All communicational interchanges are either symmetrical or complementary, depending on the relationship between those involvedSymmetry and complementarity refer to whether the relationship is based on equality of the participants or differences between them. For, example the relationship illustrated in figure 1 is symmetrical – the PM and the team member communicate in a manner that suggests they see each other as peers. On the other hand, if the team member had taken a submissive attitude towards the PM, the exchange would have been complementary. Seen in this light, symmetrical interactions are based on minimization of differences between the two communicators and complementary relationships are based on maximization of differences. It should be noted that one type of interaction is in no way better than the other – they are simply two different ways in which  communication-based interactions occur

Communication can be improved by strengthening relationships

In the interactional approach to communication, the relationship between participants is considered to be more important than the content of their communication.  Unfortunately, the relational aspects are the hardest to convey because of the ambiguity in sequence punctuation and the semantics of analogic communication.  These ambiguities are the cause of many vicious cycles of communication – an example being the case illustrated in Figure 1.

Indeed, the interactional view questions the whole notion of an objective reality of a particular communicative situation.  In the end, it matters little as to whose view is the “right” one. What’s more important is the recognition that a person’s perception of a particular communicative situation depends critically on how he or she punctuates it.
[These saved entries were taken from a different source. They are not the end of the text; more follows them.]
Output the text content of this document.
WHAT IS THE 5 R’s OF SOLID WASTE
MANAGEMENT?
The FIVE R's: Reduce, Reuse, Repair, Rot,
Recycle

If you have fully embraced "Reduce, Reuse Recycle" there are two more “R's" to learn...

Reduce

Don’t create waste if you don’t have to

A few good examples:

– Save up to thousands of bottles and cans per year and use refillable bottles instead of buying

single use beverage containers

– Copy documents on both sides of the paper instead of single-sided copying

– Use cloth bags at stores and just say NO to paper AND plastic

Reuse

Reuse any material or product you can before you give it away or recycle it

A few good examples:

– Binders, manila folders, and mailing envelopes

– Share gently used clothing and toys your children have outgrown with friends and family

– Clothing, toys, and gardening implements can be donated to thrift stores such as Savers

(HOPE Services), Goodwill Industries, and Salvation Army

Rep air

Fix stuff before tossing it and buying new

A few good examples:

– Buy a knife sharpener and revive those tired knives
As Watzlawick puts it:

In the communicational perspective, the question whether there is such a thing as an objective reality of which some people are more clearly aware than others is of relatively little importance compared to the significance of different views of reality due to different punctuations.

In their book, they also point out that it is impossible for participants to be fully aware of the relational aspects of  their communication (such as punctuation) because it is not possible to analyse a relationship objectively when one is living it. As they put it:

… awareness of how one punctuates is extremely difficult owing to another basic property of communication. Like all other complex conceptual systems which attempt to make assertions about themselves (e.g. language, logic, mathematics) communication typically encounters the paradoxes of self-reflexivity when trying to apply itself to itself. What this amounts to is that the patterns of communication existing between oneself and others cannot be fully understood, for it is simply impossible to be both involved in a relationship (which is indispensable in order to be related) and at the same time stand outside it as a detached, uninvolved observer…

The distinction between content and relationship is an important one. Among other things, it explains why those with opposing viewpoints fail to reach a genuine shared understanding even when they understand the content of the other positions.  The difficulty arises because they fail to relate to each other in an empathetic way. Techniques such as dialogue mapping help address relational issues by objectifying issues, ideas and arguments. Such approaches can take some of the emotion out of the debate and thus help participants gain a better appreciation of opposing viewpoints.

To sum up

The interactional view of communication tells us that relationships are central to successful communication. Although traditional project communication tools and techniques can help with the semantic and  syntactical elements of communication, the relational aspects can only be addressed by strengthening relationships between stakeholders and using techniques that foster open dialogue.